Aber ganz ehrlich: Ist das wirklich komplizierter als die Besiedlung des Mars?
Wenn ich Elon Musk wäre, würde ich mein Geld in die Erforschung von artifical wombs stecken, sodass niemand jemals wieder bei der Geburt sterben müsste.
Tatsächlich gibt es sogar ein Projekt mit ähnlichem Fokus, das bereits heute finanziell unterstützt werden könnte. Es heißt „Juno Operational Healthcare“. Noch nie gehört? Na ja, Elon Musk ist kein Investor in diesem Fall. Deshalb kennt das Projekt aus den Niederlanden, das mit knapp drei Millionen Euro von der EU gefördert wurde, auch nur eine kleine Nischengruppe. Dabei leisten die Forschenden der Technischen Universität Eindhoven Unglaubliches für Frühgeborene. Jedes Jahr werden weltweit 800 000 Babys extrem früh, noch vor der 28. Woche, geboren. Diese Säuglinge werden normalerweise auf eine besondere Intensivstation für Neugeborene verlegt, um die Herz- und Lungenentwicklung zu unterstützen. Der Kontakt mit der Luft führt jedoch unweigerlich zu Komplikationen, da die Lungen noch nicht vollständig entwickelt sind. Das Juno-Team forscht deshalb an einer neuartigen, alternativen Umgebung, die dem Mutterleib ähnlich ist. Sehr früh geborene Babys könnten so direkt vom Geburtskanal in eine Art artificial womb gebracht werden, wobei die Lungen weiterhin mit Flüssigkeit gefüllt bleiben und die Nabelschnur an einer künstlichen Plazenta befestigt werden würde, um die Organentwicklung zu verbessern und den Übergang zum Neugeborenenleben zu erleichtern.
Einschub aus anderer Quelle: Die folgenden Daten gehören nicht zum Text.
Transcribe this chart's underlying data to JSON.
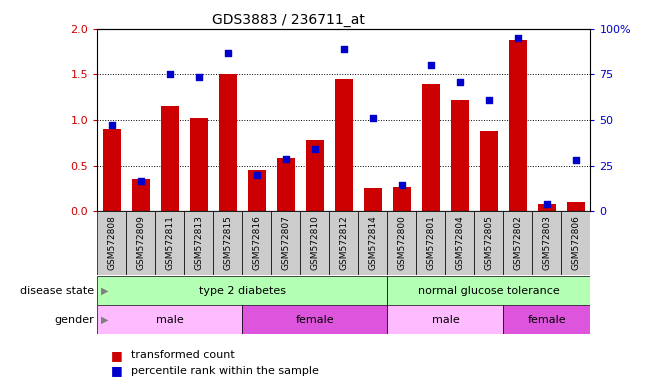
{
  "title": "GDS3883 / 236711_at",
  "samples": [
    "GSM572808",
    "GSM572809",
    "GSM572811",
    "GSM572813",
    "GSM572815",
    "GSM572816",
    "GSM572807",
    "GSM572810",
    "GSM572812",
    "GSM572814",
    "GSM572800",
    "GSM572801",
    "GSM572804",
    "GSM572805",
    "GSM572802",
    "GSM572803",
    "GSM572806"
  ],
  "transformed_count": [
    0.9,
    0.35,
    1.15,
    1.02,
    1.5,
    0.45,
    0.58,
    0.78,
    1.45,
    0.25,
    0.27,
    1.4,
    1.22,
    0.88,
    1.88,
    0.08,
    0.1
  ],
  "percentile_rank": [
    0.95,
    0.33,
    1.5,
    1.47,
    1.73,
    0.4,
    0.57,
    0.68,
    1.78,
    1.02,
    0.29,
    1.6,
    1.42,
    1.22,
    1.9,
    0.08,
    0.56
  ],
  "bar_color": "#cc0000",
  "dot_color": "#0000cc",
  "ylim_left": [
    0,
    2
  ],
  "yticks_left": [
    0,
    0.5,
    1.0,
    1.5,
    2.0
  ],
  "yticks_right": [
    0,
    25,
    50,
    75,
    100
  ],
  "disease_state_color": "#b3ffb3",
  "gender_male_color": "#ffbbff",
  "gender_female_color": "#dd55dd",
  "xtick_bg_color": "#cccccc",
  "bg_color": "#ffffff",
  "tick_label_color_left": "#cc0000",
  "tick_label_color_right": "#0000cc"
}
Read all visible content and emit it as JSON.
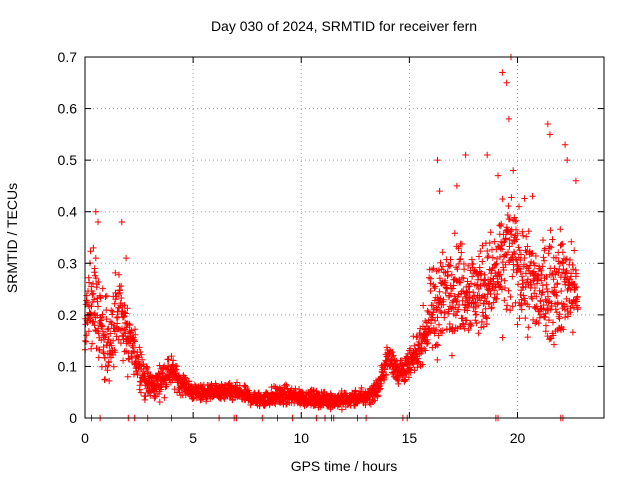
{
  "chart_data": {
    "type": "scatter",
    "title": "Day 030 of 2024, SRMTID for receiver fern",
    "xlabel": "GPS time / hours",
    "ylabel": "SRMTID / TECUs",
    "xlim": [
      0,
      24
    ],
    "ylim": [
      0,
      0.7
    ],
    "x_ticks": [
      0,
      5,
      10,
      15,
      20
    ],
    "y_ticks": [
      0,
      0.1,
      0.2,
      0.3,
      0.4,
      0.5,
      0.6,
      0.7
    ],
    "x_tick_labels": [
      "0",
      "5",
      "10",
      "15",
      "20"
    ],
    "y_tick_labels": [
      "0",
      "0.1",
      "0.2",
      "0.3",
      "0.4",
      "0.5",
      "0.6",
      "0.7"
    ],
    "grid": true,
    "marker": "plus",
    "series": [
      {
        "name": "SRMTID",
        "color": "#ff0000",
        "envelope": [
          [
            0.0,
            0.17,
            0.07
          ],
          [
            0.4,
            0.25,
            0.12
          ],
          [
            0.8,
            0.15,
            0.08
          ],
          [
            1.2,
            0.14,
            0.07
          ],
          [
            1.6,
            0.22,
            0.1
          ],
          [
            2.0,
            0.14,
            0.06
          ],
          [
            2.4,
            0.12,
            0.05
          ],
          [
            2.8,
            0.07,
            0.03
          ],
          [
            3.2,
            0.06,
            0.025
          ],
          [
            3.6,
            0.08,
            0.03
          ],
          [
            4.0,
            0.09,
            0.025
          ],
          [
            4.4,
            0.07,
            0.02
          ],
          [
            5.0,
            0.05,
            0.015
          ],
          [
            6.0,
            0.05,
            0.015
          ],
          [
            7.0,
            0.05,
            0.015
          ],
          [
            8.0,
            0.035,
            0.015
          ],
          [
            9.0,
            0.045,
            0.018
          ],
          [
            10.0,
            0.04,
            0.015
          ],
          [
            11.0,
            0.035,
            0.015
          ],
          [
            12.0,
            0.035,
            0.015
          ],
          [
            13.0,
            0.04,
            0.015
          ],
          [
            13.6,
            0.06,
            0.02
          ],
          [
            14.0,
            0.12,
            0.025
          ],
          [
            14.5,
            0.09,
            0.025
          ],
          [
            15.0,
            0.1,
            0.03
          ],
          [
            15.5,
            0.14,
            0.03
          ],
          [
            16.0,
            0.2,
            0.08
          ],
          [
            17.0,
            0.26,
            0.09
          ],
          [
            18.0,
            0.24,
            0.08
          ],
          [
            19.0,
            0.27,
            0.09
          ],
          [
            19.6,
            0.32,
            0.12
          ],
          [
            20.0,
            0.3,
            0.1
          ],
          [
            21.0,
            0.24,
            0.09
          ],
          [
            22.0,
            0.26,
            0.1
          ],
          [
            22.8,
            0.25,
            0.08
          ]
        ],
        "peaks": [
          [
            0.5,
            0.4
          ],
          [
            0.6,
            0.38
          ],
          [
            1.7,
            0.38
          ],
          [
            1.9,
            0.31
          ],
          [
            4.0,
            0.12
          ],
          [
            16.3,
            0.5
          ],
          [
            16.4,
            0.44
          ],
          [
            17.2,
            0.45
          ],
          [
            17.6,
            0.51
          ],
          [
            18.6,
            0.51
          ],
          [
            19.1,
            0.47
          ],
          [
            19.3,
            0.67
          ],
          [
            19.5,
            0.65
          ],
          [
            19.7,
            0.7
          ],
          [
            19.6,
            0.58
          ],
          [
            19.8,
            0.48
          ],
          [
            20.7,
            0.43
          ],
          [
            21.4,
            0.57
          ],
          [
            21.5,
            0.55
          ],
          [
            22.2,
            0.53
          ],
          [
            22.3,
            0.5
          ],
          [
            22.7,
            0.46
          ]
        ],
        "gaps": [
          0.3,
          0.7,
          2.0,
          2.3,
          2.9,
          4.0,
          6.2,
          6.9,
          7.0,
          8.2,
          8.9,
          9.6,
          10.7,
          11.1,
          11.4,
          11.5,
          12.6,
          13.0,
          14.7,
          14.9,
          19.0,
          19.1,
          22.0,
          22.1
        ]
      }
    ]
  }
}
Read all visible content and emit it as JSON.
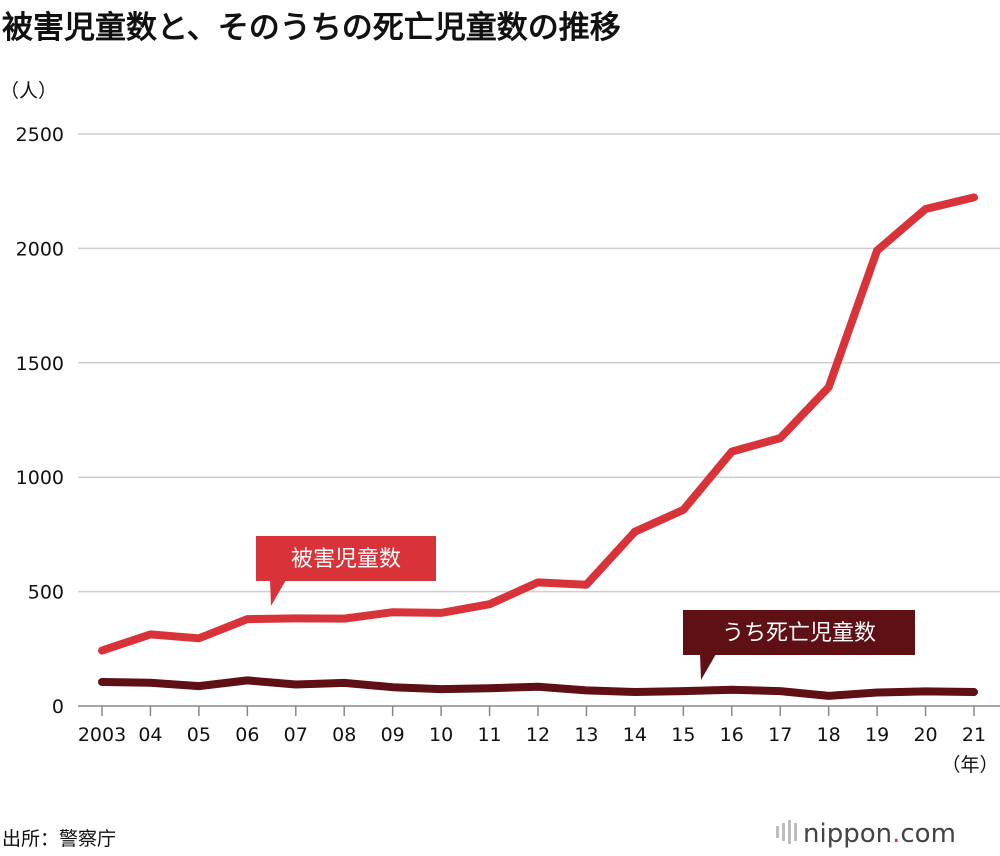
{
  "title": "被害児童数と、そのうちの死亡児童数の推移",
  "source": "出所：警察庁",
  "logo": {
    "name": "nippon",
    "dot": ".",
    "domain": "com"
  },
  "colors": {
    "victims": "#d9333a",
    "deaths": "#5e1015",
    "grid": "#cfcfcf",
    "dot": "#d9333a"
  },
  "chart_data": {
    "type": "line",
    "title": "被害児童数と、そのうちの死亡児童数の推移",
    "ylabel": "（人）",
    "xlabel": "（年）",
    "ylim": [
      0,
      2500
    ],
    "yticks": [
      0,
      500,
      1000,
      1500,
      2000,
      2500
    ],
    "x": [
      "2003",
      "04",
      "05",
      "06",
      "07",
      "08",
      "09",
      "10",
      "11",
      "12",
      "13",
      "14",
      "15",
      "16",
      "17",
      "18",
      "19",
      "20",
      "21"
    ],
    "series": [
      {
        "name": "被害児童数",
        "values": [
          242,
          313,
          296,
          380,
          383,
          382,
          410,
          407,
          445,
          540,
          530,
          762,
          857,
          1112,
          1171,
          1394,
          1991,
          2172,
          2223
        ]
      },
      {
        "name": "うち死亡児童数",
        "values": [
          105,
          102,
          87,
          112,
          94,
          101,
          82,
          74,
          78,
          84,
          68,
          61,
          65,
          71,
          65,
          44,
          59,
          64,
          61
        ]
      }
    ]
  }
}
Neben der dafür notwendigen Hardware gibt es auch Software, die hierbei eine wichtige Rolle spielt: Sensoren überwachen die Entwicklung des Frühgeborenen im „Incubator 2.0“. Die Forscher nutzen auch die Technologie der digitalen „twin technology“. Mathematische Modelle auf Basis von gemessenen und verfügbaren Daten sowie künstliche Intelligenz ahmen dabei das Neugeborene nach. Das wiederum ermöglicht es den Forschenden, Ärzte bei Entscheidungen in der Neugeborenenversorgung zu beraten und zu unterstützen.